We cannot ignore the costs of adjustment, particularly for the
developing countries, and the problems that can arise with the opening
up of markets. These adjustments must not be relegated to the future:
they must be an integral part of the opening-up agenda. We must create a
new “Geneva consensus”: a new basis for the opening up of trade that
takes into account the resultant cost of adjustment. Trade opening is
necessary, but it is not sufficient in itself. It also implies
assistance: to help the least-developed countries to build up their
stocks and therefore adequate productive and logistical capacity; to
increase their capacity to negotiate and to implement the commitments
undertaken in the international trading system; and to deal with the
imbalances created between winners and losers from trade opening —
imbalances that are the more dangerous to the more fragile economies,
societies or countries. Building the capacity they need to take
advantage of open markets or helping developing countries to adjust is
now part of our common global agenda.
Part of this challenge falls under the WTO; but the WTO's
core role is trade opening, we lack the institutional capacity to
formulate and lead development strategies. The challenge to humanise
globalization necessarily involves other actors in the international
scene: IMF/WB and the United Nations family.

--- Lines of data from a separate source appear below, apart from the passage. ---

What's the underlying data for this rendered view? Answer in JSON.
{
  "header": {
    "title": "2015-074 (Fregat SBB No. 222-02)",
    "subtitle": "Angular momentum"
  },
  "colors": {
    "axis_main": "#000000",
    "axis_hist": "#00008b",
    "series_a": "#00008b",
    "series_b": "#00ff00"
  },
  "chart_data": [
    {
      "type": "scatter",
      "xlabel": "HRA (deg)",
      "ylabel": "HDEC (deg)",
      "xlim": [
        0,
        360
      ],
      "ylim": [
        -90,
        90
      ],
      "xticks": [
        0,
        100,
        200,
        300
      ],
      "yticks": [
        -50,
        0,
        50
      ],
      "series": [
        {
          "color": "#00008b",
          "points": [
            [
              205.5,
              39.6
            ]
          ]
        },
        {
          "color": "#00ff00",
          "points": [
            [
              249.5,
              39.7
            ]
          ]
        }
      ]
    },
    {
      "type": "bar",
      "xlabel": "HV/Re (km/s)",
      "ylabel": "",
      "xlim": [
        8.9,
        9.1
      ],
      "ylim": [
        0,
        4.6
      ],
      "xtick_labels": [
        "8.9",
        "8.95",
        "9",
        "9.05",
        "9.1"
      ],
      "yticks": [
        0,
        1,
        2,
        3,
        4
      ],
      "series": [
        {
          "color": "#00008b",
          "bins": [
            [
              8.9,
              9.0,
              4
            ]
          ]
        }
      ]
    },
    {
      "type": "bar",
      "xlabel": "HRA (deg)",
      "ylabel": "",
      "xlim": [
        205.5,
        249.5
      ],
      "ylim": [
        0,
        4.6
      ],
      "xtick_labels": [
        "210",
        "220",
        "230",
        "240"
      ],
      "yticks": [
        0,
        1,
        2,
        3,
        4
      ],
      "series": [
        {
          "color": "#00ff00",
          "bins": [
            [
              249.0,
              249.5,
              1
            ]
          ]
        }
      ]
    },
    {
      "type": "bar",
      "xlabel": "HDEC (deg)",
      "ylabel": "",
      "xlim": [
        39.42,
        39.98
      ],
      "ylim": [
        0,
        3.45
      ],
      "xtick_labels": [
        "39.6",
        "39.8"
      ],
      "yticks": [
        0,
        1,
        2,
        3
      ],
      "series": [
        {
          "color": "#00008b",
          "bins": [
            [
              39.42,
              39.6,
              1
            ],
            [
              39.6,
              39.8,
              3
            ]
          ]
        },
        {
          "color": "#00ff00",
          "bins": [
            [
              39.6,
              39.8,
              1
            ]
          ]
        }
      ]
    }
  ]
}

I remain convinced that the WTO's mandate of opening up markets
represents an essential contribution to the development of so many human
beings on our planet. Favouring sustainable development strategies that
take into consideration the individual and collective interests of all
will contribute to humanising globalization.
Globalization involves international cooperation. We can only succeed if
we want to live together and if we are prepared to work together; we
must invest in international cooperation. This cooperation requires
political will and energy and implies accepting the debate on the
benefits and costs of cooperation.
Taking into account its potential impact on individuals, we need to
politicize globalization — in other words, if we want to mitigate the
impacts of globalization, we need to supplement the logic of market
capitalism efficiency of the WTO with a renewed attention to the
conditions in which that logic could favour development. For this we
need to remember that trade is only a tool to elevate the human
condition; the ultimate impact of our rules on human beings should
always be at the centre of our consideration. We should work first for
human beings and for the well-being of our humanity.
I want to believe that the new “Geneva Consensus” has the potential to
succeed in contributing to the process of humanising globalization and
establishing further justice and equity.